Ohne Stiefel und Mantel konnte man bei dieser Kälte und in diesem Schnee nicht hinausgehen. Also konnte auch nur ein Kind der Familie den Cheder besuchen. Eines der sechs Kinder konnte die schweren Stiefel anziehen und sich in den alten Wollmantel hüllen, die anderen fünf mussten zu Hause bleiben. Aber wer sollte es sein? Wer konnte entscheiden, wessen Toralernen wichtiger war? Jehoschua sollte am nächsten Tag damit beginnen, Mischnajot zu lernen, Meir war noch mitten im Lernen des „Alef Bet“ und Jossef Schlomo lernte bereits Gemara. War das am Wichtigsten? Wen würde die Mutter ins Bet Midrasch senden?
Alle sechs Söhne lernten gerne. Jeder Einzelne von ihnen wollte morgen in den Cheder gehen und das Alef Bet, Chumasch, Mischna und Gemara lernen…. Aber nur einer konnte es sein.
Im Haus war es bereits lange still und dunkel.
Die Kinder schliefen unruhig in ihren Betten, von der Kälte geschüttelt. Sie besassen weder warme Decken noch warme Pyjamas. Überall konnte man die entsetzliche Armut der Familie spüren.
Die Mutter lag noch wach, sie fand keine Ruhe. In wenigen Stunden würde der Morgen dämmern, ohne dass sie einen Entschluss gefasst hatte.
Die Uhr im Haus schlug dreimal, drei Uhr morgens. Plötzlich, von einem Augenblick zum nächsten, wusste die Mutter, was sie tun sollte. Rasch trat sie an das Bett ihres ältesten Sohnes, tätschelte sanft seine Wange und weckte ihn. Sie half ihm, sich anzukleiden und in die schweren Stiefel zu schlüpfen. Dann ging die Mutter mit ihm zum Cheder.
Draussen war es bitterkalt. Die hohen Schneemassen wuchsen immer mehr an. Es war finster in den Gassen des Dorfes. Nur der Mond stand blass am schwarzen Himmel. Langsam kämpfte sich die Mutter durch den tiefen Schnee. Mit der einen Hand bahnte sie sich einen Pfad durch das kalte Weiss, mit der anderen hielt sie ihren Sohn fest. Sie kamen zum Cheder. Im kalten, ungeheizten Klassen-Zimmer war es still.
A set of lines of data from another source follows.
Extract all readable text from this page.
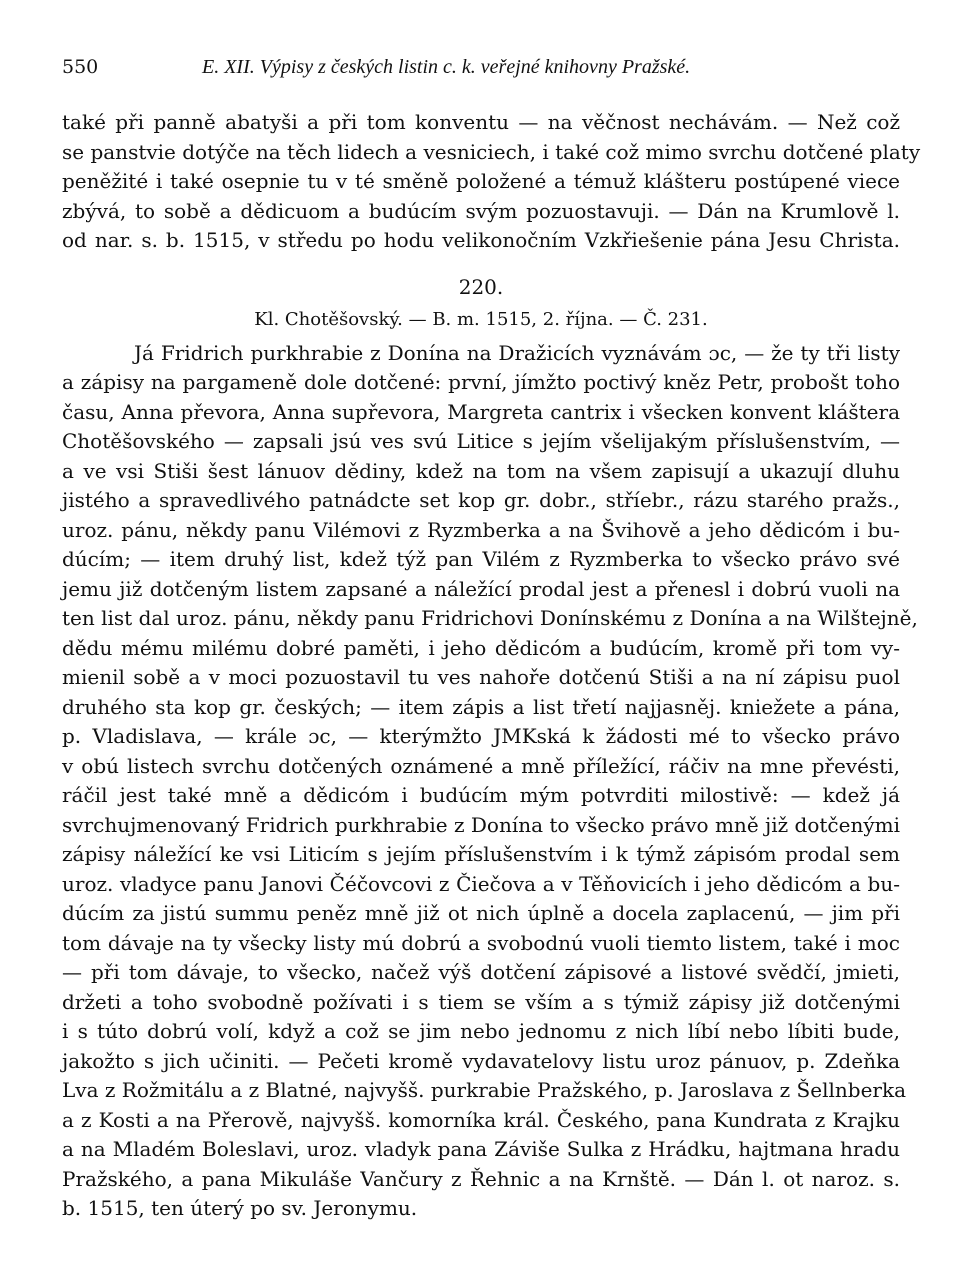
550	E. XII. Výpisy z českých listin c. k. veřejné knihovny Pražské.
také při panně abatyši a při tom konventu — na věčnost nechávám. — Než což
se panstvie dotýče na těch lidech a vesniciech, i také což mimo svrchu dotčené platy
peněžité i také osepnie tu v té směně položené a témuž klášteru postúpené viece
zbývá, to sobě a dědicuom a budúcím svým pozuostavuji. — Dán na Krumlově l.
od nar. s. b. 1515, v středu po hodu velikonočním Vzkřiešenie pána Jesu Christa.
220.
Kl. Chotěšovský. — B. m. 1515, 2. října. — Č. 231.
Já Fridrich purkhrabie z Donína na Dražicích vyznávám ɔc, — že ty tři listy
a zápisy na pargameně dole dotčené: první, jímžto poctivý kněz Petr, probošt toho
času, Anna převora, Anna supřevora, Margreta cantrix i všecken konvent kláštera
Chotěšovského — zapsali jsú ves svú Litice s jejím všelijakým příslušenstvím, —
a ve vsi Stiši šest lánuov dědiny, kdež na tom na všem zapisují a ukazují dluhu
jistého a spravedlivého patnádcte set kop gr. dobr., stříebr., rázu starého pražs.,
uroz. pánu, někdy panu Vilémovi z Ryzmberka a na Švihově a jeho dědicóm i bu-
dúcím; — item druhý list, kdež týž pan Vilém z Ryzmberka to všecko právo své
jemu již dotčeným listem zapsané a náležící prodal jest a přenesl i dobrú vuoli na
ten list dal uroz. pánu, někdy panu Fridrichovi Donínskému z Donína a na Wilštejně,
dědu mému milému dobré paměti, i jeho dědicóm a budúcím, kromě při tom vy-
mienil sobě a v moci pozuostavil tu ves nahoře dotčenú Stiši a na ní zápisu puol
druhého sta kop gr. českých; — item zápis a list třetí najjasněj. kniežete a pána,
p. Vladislava, — krále ɔc, — kterýmžto JMKská k žádosti mé to všecko právo
v obú listech svrchu dotčených oznámené a mně příležící, ráčiv na mne převésti,
ráčil jest také mně a dědicóm i budúcím mým potvrditi milostivě: — kdež já
svrchujmenovaný Fridrich purkhrabie z Donína to všecko právo mně již dotčenými
zápisy náležící ke vsi Liticím s jejím příslušenstvím i k týmž zápisóm prodal sem
uroz. vladyce panu Janovi Čéčovcovi z Čiečova a v Těňovicích i jeho dědicóm a bu-
dúcím za jistú summu peněz mně již ot nich úplně a docela zaplacenú, — jim při
tom dávaje na ty všecky listy mú dobrú a svobodnú vuoli tiemto listem, také i moc
— při tom dávaje, to všecko, načež výš dotčení zápisové a listové svědčí, jmieti,
držeti a toho svobodně požívati i s tiem se vším a s týmiž zápisy již dotčenými
i s túto dobrú volí, když a což se jim nebo jednomu z nich líbí nebo líbiti bude,
jakožto s jich učiniti. — Pečeti kromě vydavatelovy listu uroz pánuov, p. Zdeňka
Lva z Rožmitálu a z Blatné, najvyšš. purkrabie Pražského, p. Jaroslava z Šellnberka
a z Kosti a na Přerově, najvyšš. komorníka král. Českého, pana Kundrata z Krajku
a na Mladém Boleslavi, uroz. vladyk pana Záviše Sulka z Hrádku, hajtmana hradu
Pražského, a pana Mikuláše Vančury z Řehnic a na Krnště. — Dán l. ot naroz. s.
b. 1515, ten úterý po sv. Jeronymu.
Die Mutter nahm ihrem Josef Schlomo den Mantel und die Stiefel ab, küsste ihn auf die Wange und ging nach Hause zurück. Der Knabe blieb alleine im leeren Klassenzimmer zurück.
Mühsam schleppte sich die Mutter wieder heim.
Sie fror, ihre Finger waren steif und die Füsse schmerzten vor Kälte. Aber sie trat ans Bett von Dov, weckte ihn, half ihm, sich anzukleiden, zog ihm die schweren Stiefel an, hüllte ihn in den Mantel und ging in den Cheder zurück. Sie stapfte durch den hohen Schnee, ungeachtet des eiskalten Winds, der unbarmherzig auf ihre Backen blies.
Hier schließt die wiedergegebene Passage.